L'abbiamo detto e scritto tante volte. Nella periferia (geografica) del melodramma italiano, stante il disinteresse totale della stampa a seguirne e raccontarne l'attività dei teatri, direttori artistici e sovrintendenti ricorrono spesso all'espediente di proporre titoli sconosciuti, desueti o fatti riemergere dalle nebbie del tempo, senza che ve ne sia urgenza, nella speranza di adescare soprattutto la stampa nazionale, anche quando quegli stessi teatri spendono bei soldi per presentare su alcune testate nazionali le loro stagioni, alla vigilia delle rispettive inaugurazioni.
Cagliari - gestione Meli - ha fatto leva proprio su tale criterio, per portare ( invitare, ospitandoli?) sull'isola critici musicali italiani e stranieri. Qualche volta gli è riuscito di ottenere i risultati sperati, altre, più spesso, no.
Come nel caso della ripresa, unica in tempi moderni, a quasi ottant'anni dalla prima scaligera diretta dall'autore, di Palla de' Mozzi che molto probabilmente a Meli la segnalò Paolo Isotta, da sempre interessato a rispolverare autori e titoli di un passato italiano che reputa tuttora degno di attenzione.
Noi, sebbene abbiamo frequentato a lungo i figli di Marinuzzi, l'amico Gino Marinuzzi jr. e sua sorella, autrice di una biografia del grande direttore/compositore, non conosciamo affatto la sua musica; mentre conosciamo solo un pò - per quel pochissimo che ci resta - le sue interpretazioni, su tutte l'ouverture del Manfred di Schumann, da Byron.
Gino jr, ci ha spesso mostrato le partiture dei classici con le annotazioni di suo padre, (ci vengono in mente quelle delle sinfonie di Schumann, con correzioni strumentali ed aggiunte di Marinuzzi; roba che oggi si brucerebbero in pubblico) sulle quali un giorno sarebbe da fare degli studi per approfondire gusti e tradizioni passate.
Comunque per tornare a Cagliari. Di Palla de'Mozzi - unico nuovo allestimento della stagione ora nelle mani di Colabianchi (nelle quali non sappiamo quanto vi resterà, perchè la precedente esperienza di Colabianchi all'Opera di Roma, epoca Alemanno, non è che abbia brillato, anzi !) - abbiamo potuto leggere solo un articolo della Moreni sul Sole 24 Ore, nel quale si sottolineava la disabitudine a raccontare le trame delle opere, necessaria invece per il titolo cagliaritano, perché la maggior parte dei teatri punta su titoli del grande repertorio (vivaddio! , se non lo facessero, i teatri comincerebbero a svuotarsi drammaticamente!). E basta.

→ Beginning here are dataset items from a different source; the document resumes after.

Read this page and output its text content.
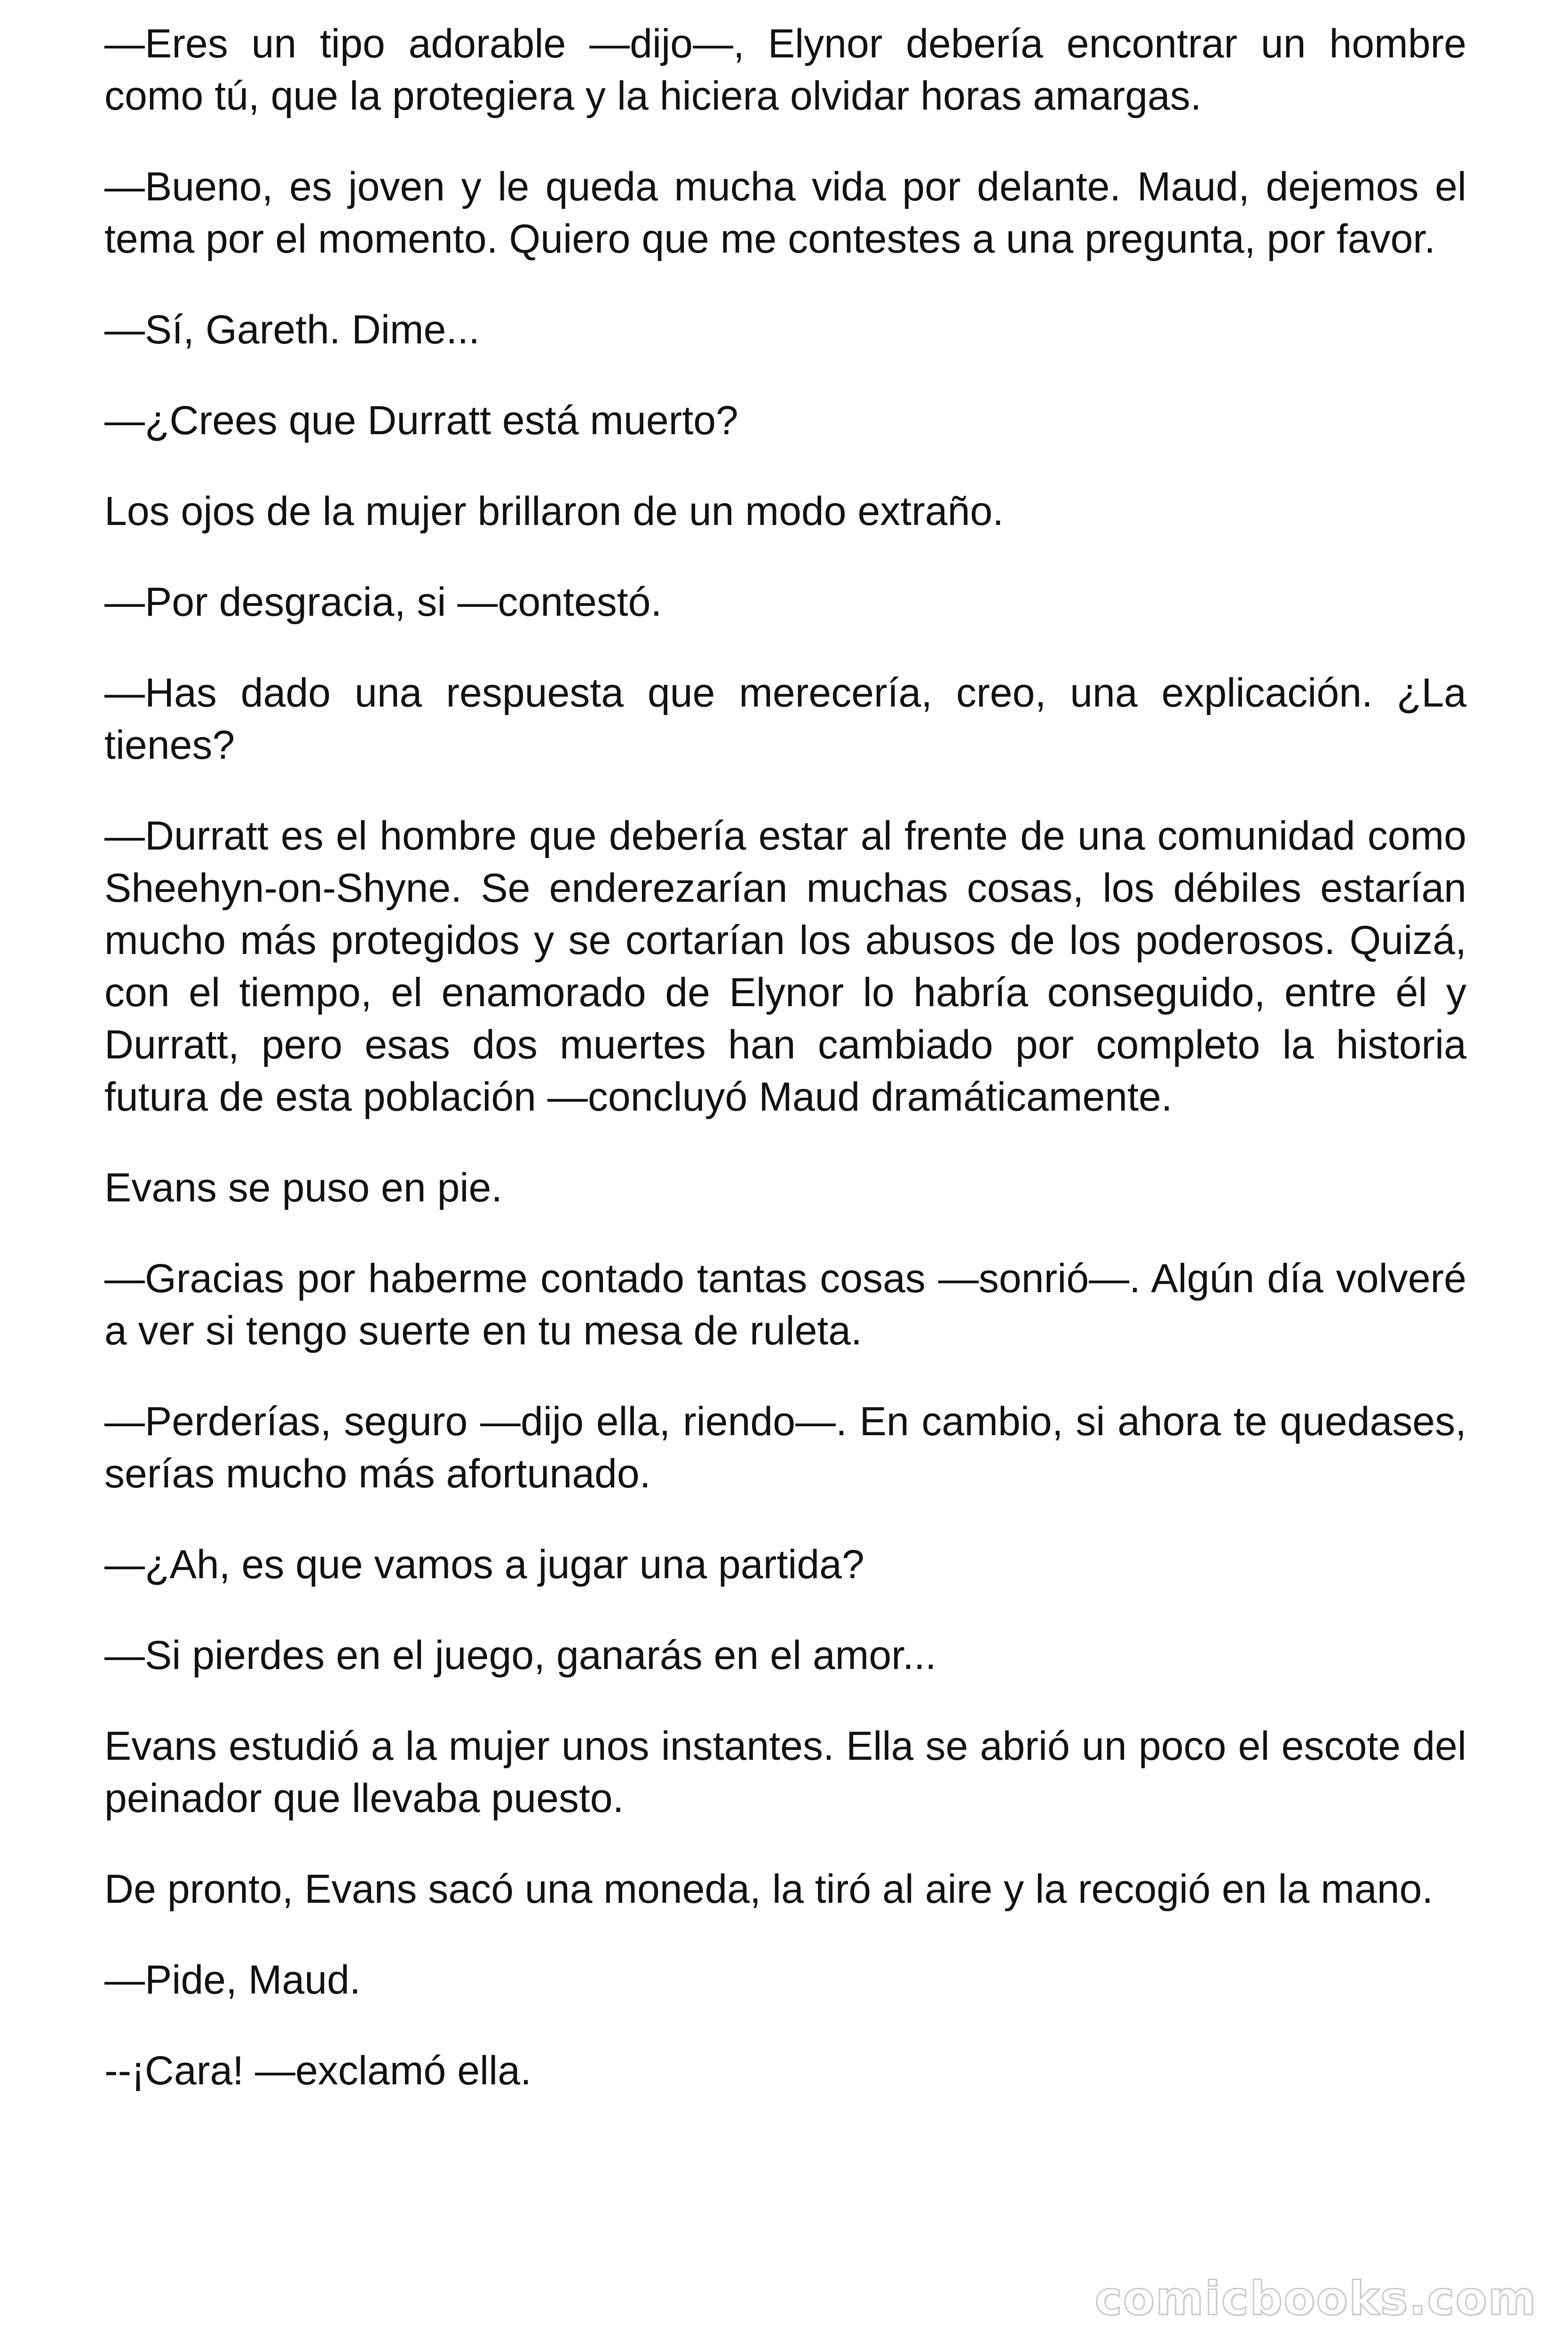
—Eres un tipo adorable —dijo—, Elynor debería encontrar un hombre como tú, que la protegiera y la hiciera olvidar horas amargas.

—Bueno, es joven y le queda mucha vida por delante. Maud, dejemos el tema por el momento. Quiero que me contestes a una pregunta, por favor.

—Sí, Gareth. Dime...

—¿Crees que Durratt está muerto?

Los ojos de la mujer brillaron de un modo extraño.

—Por desgracia, si —contestó.

—Has dado una respuesta que merecería, creo, una explicación. ¿La tienes?

—Durratt es el hombre que debería estar al frente de una comunidad como Sheehyn-on-Shyne. Se enderezarían muchas cosas, los débiles estarían mucho más protegidos y se cortarían los abusos de los poderosos. Quizá, con el tiempo, el enamorado de Elynor lo habría conseguido, entre él y Durratt, pero esas dos muertes han cambiado por completo la historia futura de esta población —concluyó Maud dramáticamente.

Evans se puso en pie.

—Gracias por haberme contado tantas cosas —sonrió—. Algún día volveré a ver si tengo suerte en tu mesa de ruleta.

—Perderías, seguro —dijo ella, riendo—. En cambio, si ahora te quedases, serías mucho más afortunado.

—¿Ah, es que vamos a jugar una partida?

—Si pierdes en el juego, ganarás en el amor...

Evans estudió a la mujer unos instantes. Ella se abrió un poco el escote del peinador que llevaba puesto.

De pronto, Evans sacó una moneda, la tiró al aire y la recogió en la mano.

—Pide, Maud.

--¡Cara! —exclamó ella.

comicbooks.com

Nessun altro giornale, oltre gli ovvii isolani, ne ha scritto, e forse il Sole potrebbe averlo fatto perchè ad inizio di stagione ha ricevuto dal Teatro di Cagliari, l'obolo sotto forma di pubblicità, a pagamento, della stagione. Non ne siamo certi - perchè abbiamo deciso di non acquistare più il quotidiano della Confindustria, da quando i vertici vennero accusati e processati per aver diffuso falsi dati sulle vendite del giornale, con il direttore Napoletano in testa - ma forse una scommessa la accetteremmo.
Cagliari perciò, al di là dell'interesse musicologico e storico per la ripresa del Marinuzzi, crediamo abbia impegnato risorse in una impresa che non produrrà frutti nè ora nè in futuro, neppure allo stesso teatro che certamente non riprenderà l'opera nelle prossime stagioni, giacchè - come riferisce anche la Moreni - già ora mostrava evidenti posti vuoti. Valeva la pena?